Fania moves in with Yehiel and throws herself into the life of a peasant woman, trying to squeeze a living out of the stony ground despite hunger and disease. Wearing Arab robes, she rides through the bandit-infested country and breaks into the male-dominated worlds of commerce and politics, even of defense.
"One of the tests of the coming of age of any literature...is when it is able to take on a national historical theme convincingly," wrote Yael Feldman. Valley of Strength is an Israeli classic which ties together Israeli history and world feminism, and is beloved by critics and readers alike. It has become an integral part of Israelis’ literary education.
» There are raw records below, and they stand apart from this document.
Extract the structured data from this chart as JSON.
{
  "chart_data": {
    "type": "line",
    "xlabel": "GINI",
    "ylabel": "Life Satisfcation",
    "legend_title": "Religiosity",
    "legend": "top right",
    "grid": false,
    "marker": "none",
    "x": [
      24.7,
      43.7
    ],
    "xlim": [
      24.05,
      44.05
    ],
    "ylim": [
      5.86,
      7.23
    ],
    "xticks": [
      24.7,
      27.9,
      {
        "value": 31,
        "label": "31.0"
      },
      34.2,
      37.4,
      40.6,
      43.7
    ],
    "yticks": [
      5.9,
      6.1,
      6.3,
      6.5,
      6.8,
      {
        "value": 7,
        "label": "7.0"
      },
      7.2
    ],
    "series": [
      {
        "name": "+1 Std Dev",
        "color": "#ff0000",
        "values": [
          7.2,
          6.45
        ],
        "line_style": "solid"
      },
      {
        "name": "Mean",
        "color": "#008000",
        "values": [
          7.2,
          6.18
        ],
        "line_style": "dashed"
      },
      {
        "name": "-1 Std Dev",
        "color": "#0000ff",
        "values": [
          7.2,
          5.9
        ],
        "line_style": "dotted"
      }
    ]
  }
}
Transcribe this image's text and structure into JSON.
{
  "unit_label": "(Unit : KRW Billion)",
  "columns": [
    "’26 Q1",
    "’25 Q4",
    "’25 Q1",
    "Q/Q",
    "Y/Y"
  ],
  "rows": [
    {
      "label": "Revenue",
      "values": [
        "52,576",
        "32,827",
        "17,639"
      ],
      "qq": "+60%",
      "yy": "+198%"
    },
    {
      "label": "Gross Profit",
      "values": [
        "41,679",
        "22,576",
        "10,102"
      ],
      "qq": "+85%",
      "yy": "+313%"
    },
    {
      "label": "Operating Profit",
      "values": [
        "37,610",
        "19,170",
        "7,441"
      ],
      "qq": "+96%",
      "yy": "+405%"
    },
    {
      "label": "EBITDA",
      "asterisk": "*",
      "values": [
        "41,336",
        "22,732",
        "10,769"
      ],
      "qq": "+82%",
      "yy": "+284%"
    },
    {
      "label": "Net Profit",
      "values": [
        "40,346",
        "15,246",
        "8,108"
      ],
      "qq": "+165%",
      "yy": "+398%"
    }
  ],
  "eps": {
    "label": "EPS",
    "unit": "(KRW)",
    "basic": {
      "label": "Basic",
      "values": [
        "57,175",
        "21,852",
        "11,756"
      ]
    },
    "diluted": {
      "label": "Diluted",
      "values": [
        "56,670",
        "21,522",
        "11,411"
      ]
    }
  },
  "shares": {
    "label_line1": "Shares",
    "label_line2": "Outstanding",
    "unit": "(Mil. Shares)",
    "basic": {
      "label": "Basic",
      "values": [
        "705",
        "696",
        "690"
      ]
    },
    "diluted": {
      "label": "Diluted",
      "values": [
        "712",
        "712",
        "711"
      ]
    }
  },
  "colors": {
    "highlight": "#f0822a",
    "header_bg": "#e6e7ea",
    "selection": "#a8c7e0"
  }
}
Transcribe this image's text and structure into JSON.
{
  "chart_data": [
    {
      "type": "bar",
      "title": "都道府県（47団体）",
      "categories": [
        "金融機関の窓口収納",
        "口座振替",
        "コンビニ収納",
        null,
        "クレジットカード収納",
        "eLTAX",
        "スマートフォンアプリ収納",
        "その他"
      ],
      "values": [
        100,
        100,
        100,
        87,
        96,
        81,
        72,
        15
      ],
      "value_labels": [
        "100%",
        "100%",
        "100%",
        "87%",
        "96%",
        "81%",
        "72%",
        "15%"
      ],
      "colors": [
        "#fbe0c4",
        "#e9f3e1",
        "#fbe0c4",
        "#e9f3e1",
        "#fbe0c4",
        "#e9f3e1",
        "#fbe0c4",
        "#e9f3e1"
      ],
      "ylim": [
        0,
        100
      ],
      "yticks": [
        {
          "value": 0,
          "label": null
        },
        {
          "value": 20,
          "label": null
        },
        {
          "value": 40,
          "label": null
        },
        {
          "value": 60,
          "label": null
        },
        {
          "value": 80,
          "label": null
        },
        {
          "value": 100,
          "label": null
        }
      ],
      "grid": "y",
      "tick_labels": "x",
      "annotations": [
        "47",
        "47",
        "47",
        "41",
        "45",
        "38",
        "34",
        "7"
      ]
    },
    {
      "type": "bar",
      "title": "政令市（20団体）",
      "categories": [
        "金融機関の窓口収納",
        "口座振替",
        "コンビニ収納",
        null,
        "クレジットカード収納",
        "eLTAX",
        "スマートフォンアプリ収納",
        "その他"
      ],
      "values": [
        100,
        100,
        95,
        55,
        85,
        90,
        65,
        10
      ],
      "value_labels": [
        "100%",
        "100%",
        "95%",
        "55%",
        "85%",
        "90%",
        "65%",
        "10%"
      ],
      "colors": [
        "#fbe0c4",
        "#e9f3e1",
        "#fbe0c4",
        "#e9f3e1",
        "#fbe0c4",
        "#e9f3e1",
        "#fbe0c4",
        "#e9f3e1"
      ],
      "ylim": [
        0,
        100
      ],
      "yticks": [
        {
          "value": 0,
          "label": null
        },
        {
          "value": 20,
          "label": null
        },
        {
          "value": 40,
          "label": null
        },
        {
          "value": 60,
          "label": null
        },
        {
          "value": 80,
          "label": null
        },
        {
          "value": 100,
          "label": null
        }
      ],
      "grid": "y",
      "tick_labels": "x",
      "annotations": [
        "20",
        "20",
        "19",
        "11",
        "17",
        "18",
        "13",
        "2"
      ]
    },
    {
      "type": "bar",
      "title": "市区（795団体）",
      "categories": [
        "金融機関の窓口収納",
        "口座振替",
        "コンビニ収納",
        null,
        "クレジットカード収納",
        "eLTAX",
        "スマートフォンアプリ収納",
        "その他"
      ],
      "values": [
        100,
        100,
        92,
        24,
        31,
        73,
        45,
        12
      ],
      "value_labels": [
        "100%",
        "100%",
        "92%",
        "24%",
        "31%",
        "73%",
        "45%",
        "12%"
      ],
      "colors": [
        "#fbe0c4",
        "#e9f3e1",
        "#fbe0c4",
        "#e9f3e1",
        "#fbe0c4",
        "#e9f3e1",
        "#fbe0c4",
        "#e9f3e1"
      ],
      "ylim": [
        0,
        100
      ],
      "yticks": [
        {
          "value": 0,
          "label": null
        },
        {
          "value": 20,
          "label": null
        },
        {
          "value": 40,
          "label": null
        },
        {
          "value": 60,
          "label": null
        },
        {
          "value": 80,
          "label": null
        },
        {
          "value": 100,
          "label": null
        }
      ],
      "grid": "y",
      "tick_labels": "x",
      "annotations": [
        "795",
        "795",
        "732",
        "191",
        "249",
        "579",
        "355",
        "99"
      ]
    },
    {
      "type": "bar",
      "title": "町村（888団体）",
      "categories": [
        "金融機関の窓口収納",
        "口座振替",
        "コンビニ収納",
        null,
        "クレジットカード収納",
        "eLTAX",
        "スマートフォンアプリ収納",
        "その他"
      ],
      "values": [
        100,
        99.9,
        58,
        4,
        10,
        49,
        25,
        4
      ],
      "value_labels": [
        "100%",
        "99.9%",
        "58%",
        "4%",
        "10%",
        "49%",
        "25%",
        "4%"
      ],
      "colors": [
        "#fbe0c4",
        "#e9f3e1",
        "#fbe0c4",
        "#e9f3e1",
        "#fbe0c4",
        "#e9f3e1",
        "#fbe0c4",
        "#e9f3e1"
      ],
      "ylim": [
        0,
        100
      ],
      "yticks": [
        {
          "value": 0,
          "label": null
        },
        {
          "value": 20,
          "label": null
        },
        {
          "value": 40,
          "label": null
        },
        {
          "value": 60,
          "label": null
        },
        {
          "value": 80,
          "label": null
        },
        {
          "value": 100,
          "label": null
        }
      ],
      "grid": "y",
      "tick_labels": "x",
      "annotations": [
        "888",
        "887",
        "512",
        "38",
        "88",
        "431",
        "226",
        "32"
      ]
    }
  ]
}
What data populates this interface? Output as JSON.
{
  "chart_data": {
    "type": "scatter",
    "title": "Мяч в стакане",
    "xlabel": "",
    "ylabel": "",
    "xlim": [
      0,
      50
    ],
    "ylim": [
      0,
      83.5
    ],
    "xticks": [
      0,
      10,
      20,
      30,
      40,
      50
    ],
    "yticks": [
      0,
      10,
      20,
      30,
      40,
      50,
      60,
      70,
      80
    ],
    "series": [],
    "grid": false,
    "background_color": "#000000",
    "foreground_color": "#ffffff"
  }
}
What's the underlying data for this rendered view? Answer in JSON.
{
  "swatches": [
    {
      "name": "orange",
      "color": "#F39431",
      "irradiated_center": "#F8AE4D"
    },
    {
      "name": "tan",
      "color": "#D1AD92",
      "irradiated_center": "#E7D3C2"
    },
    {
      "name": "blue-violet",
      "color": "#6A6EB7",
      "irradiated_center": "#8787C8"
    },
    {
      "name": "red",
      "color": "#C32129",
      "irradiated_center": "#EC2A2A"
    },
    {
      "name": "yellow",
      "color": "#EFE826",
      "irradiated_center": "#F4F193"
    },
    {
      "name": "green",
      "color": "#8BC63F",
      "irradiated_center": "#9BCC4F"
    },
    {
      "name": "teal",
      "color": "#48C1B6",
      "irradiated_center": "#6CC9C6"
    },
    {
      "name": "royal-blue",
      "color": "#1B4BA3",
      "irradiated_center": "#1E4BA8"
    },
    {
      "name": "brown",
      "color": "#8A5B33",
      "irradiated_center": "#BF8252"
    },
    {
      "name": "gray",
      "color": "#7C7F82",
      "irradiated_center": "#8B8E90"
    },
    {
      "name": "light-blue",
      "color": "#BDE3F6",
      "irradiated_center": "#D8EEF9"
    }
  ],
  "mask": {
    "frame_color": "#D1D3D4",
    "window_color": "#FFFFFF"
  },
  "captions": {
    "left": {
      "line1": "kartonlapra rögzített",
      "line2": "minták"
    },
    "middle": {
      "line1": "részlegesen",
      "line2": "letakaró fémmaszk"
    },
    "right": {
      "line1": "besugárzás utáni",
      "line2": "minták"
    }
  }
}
Translated from the Hebrew by Philip Simpson.
PUBLISHERS WEEKLY
Set in late 19th-century Galilee, Lapid depicts the hardships of life in the agricultural settlement Gai Oni in this dense historical novel. The heroine, Fania Mandelstam, is a strong-willed Russian Jew who, at 16, after her parents are murdered in a pogrom in Russia, is left to care for an insane brother and her own newborn the result of her rape. She comes to Gai Oni, where Yehiel, a widower with two children, offers to marry her, and Fania lives as a peasant, working fields that won't yield much more than onions and cucumbers. When Fania becomes an entrepreneur, her success causes tension with her idealistic husband, who believes hard labor is the only just way to live. Meanwhile, Fania's memories prevent her from intimacy with Yehiel, and her independent streak causes her to struggle with her own desires and her duty to her family. Although Fania is a spirited female protagonist and Lapid highlights an important slice of history, her other characters remain underdeveloped and one-dimensional vehicles for a discussion of Israel's history and politics, which is difficult to follow, while the ending's strange twist lacks resolution.